Christopher Jones: For traditional competition, the team strategy is a cornerstone of competition. On Zwift there is more accessible data about the competitors. Can you share any details on how team strategy changes or adapts to the Zwift environment (compared to traditional competition)?
Strategy will remain a cornerstone of Zwift competition. While it’s perhaps more obvious to see the numbers of competitors at the minute on Zwift, I think these days there are fewer secrets – most riders are fully aware of the capabilities of their rivals.
Zwift Esports this year has centred around team competition which has made for some great racing. The KISS Super League was focused on the overall team standing competition with individual winner each night. However, the Zwift Classics, that began this summer, are run as one day races.
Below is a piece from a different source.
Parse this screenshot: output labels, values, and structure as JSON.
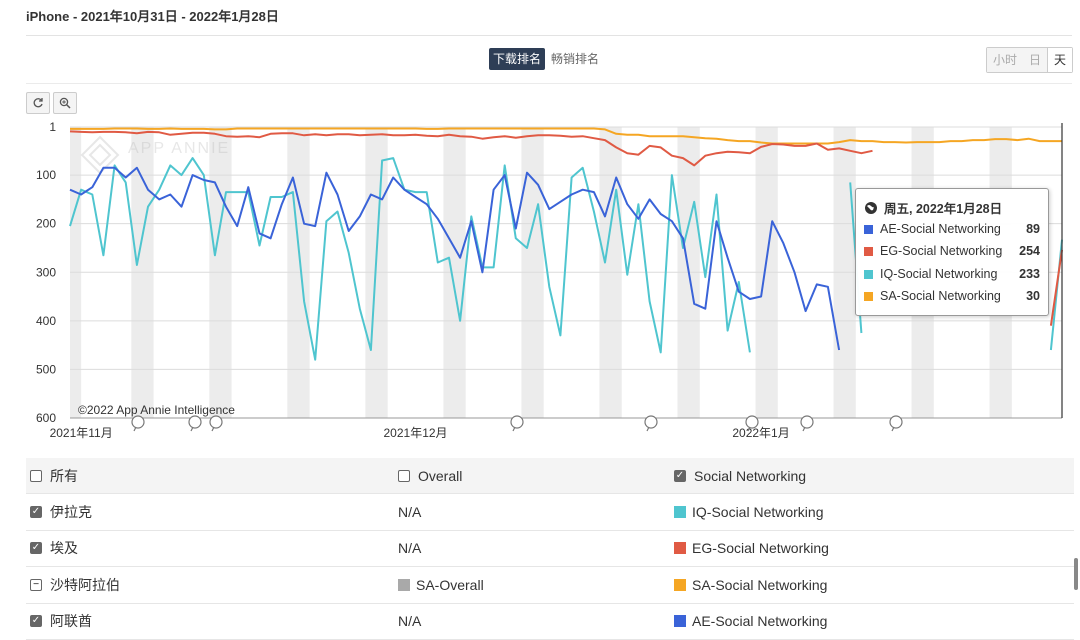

Here, the winner takes all, but teams work together for the end result. We have also run KOM and Sprint competitions, so there are tactics to be played out on many different fronts.
One of the biggest strategic differences between Zwift racing and real life competition is the in-game PowerUps. Knowing what these are, how and best to use them can have a huge impact on the overall outcome of the race. The Aero PowerUp for example, is one coveted by riders when coming into the finish of races as it can make the difference between winning and second. Do you choose to hold an Aero PowerUp until the finish, or do you gamble and use it to form a breakaway. These are just some of the new strategies that come into play when racing on Zwift.